Sebelumnya pada Muktamar Pengurus Besar IDI di Banda Aceh pada 25 Maret 2022 lalu. MKEK IDI memberhentikan Terawan secara permanen sebagai anggota IDI. Pemberhentian tersebut dilakukan oleh Pengurus Besar IDI selamat-lambatnya 28 hari kerja.
Berdasarkan keputusan tersebut, maka dokter Terawan tidak bisa mengurus izin praktik. Hal ini dikarenakan saat ini IDI masih mempunyai kewenangan untuk memberikan surat kompetensi dokter dan surat tanda registrasi dokter.
Setidaknya ada tiga hal yang menjadi alasan Terawan dipecat IDI. Alasan pertama adalah praktik cuci otak yang dilakukannya. MKEK menganggap Terawan tidak mempunyai itikad baik setelah diberikan sanksi terkait metode cuci otak pada 2018 lalu.

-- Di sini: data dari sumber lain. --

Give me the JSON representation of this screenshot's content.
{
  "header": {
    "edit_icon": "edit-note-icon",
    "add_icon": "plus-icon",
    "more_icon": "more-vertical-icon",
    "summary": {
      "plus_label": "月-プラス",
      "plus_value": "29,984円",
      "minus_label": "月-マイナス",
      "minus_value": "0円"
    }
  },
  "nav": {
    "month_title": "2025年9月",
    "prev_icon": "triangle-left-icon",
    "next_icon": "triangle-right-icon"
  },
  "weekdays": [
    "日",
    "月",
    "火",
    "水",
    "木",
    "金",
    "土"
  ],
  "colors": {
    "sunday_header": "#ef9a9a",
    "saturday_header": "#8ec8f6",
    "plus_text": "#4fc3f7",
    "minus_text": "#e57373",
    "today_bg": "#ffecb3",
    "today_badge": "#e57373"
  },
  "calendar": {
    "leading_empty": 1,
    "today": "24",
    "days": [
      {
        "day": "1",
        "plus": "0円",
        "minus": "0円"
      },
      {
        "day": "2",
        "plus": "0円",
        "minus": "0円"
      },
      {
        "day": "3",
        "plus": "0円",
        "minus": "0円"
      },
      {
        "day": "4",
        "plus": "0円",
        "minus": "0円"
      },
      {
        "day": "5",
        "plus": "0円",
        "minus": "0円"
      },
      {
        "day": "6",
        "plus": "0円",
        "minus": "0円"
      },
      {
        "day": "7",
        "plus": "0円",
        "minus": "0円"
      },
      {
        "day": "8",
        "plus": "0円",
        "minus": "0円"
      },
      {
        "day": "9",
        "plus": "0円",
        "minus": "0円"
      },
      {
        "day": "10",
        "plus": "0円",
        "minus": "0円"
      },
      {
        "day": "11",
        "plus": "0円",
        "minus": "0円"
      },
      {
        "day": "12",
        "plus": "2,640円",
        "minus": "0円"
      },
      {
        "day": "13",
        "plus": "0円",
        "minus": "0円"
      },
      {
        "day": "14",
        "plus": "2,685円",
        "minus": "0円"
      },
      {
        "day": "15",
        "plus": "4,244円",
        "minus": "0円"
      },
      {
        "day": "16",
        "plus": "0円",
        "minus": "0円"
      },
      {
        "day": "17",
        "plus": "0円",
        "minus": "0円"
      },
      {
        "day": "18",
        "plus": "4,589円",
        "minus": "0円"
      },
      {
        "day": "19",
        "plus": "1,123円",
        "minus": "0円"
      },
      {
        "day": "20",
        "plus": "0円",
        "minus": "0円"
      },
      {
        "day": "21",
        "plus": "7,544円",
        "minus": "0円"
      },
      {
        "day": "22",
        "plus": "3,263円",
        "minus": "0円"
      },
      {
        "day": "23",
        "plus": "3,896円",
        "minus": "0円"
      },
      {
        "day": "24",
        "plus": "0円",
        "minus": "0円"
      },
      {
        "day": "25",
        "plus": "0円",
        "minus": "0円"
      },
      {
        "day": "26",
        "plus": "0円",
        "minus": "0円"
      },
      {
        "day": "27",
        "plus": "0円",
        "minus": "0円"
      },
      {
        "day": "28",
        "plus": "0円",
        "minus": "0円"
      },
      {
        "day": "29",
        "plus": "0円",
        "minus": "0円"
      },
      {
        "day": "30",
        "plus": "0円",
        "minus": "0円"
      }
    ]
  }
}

Ketua MKEK menyebutkan Terawan belum memberikan bukti telah menjalani sanksi etik selama periode 2018-2022.
Alasan kedua Terawan dipecat, adalah karena ia aktif mempromosikan Vaksin Nusantara secara luas, walaupun penelitiannya belum selesai.
Terakhir, manuver Terawan membentuk perhimpunan Dokter Spesialis Radiologi Klinik Indonesia (PDSRKI). MKEK menganggap aktivitas tersebut tidak sesuai prosedur.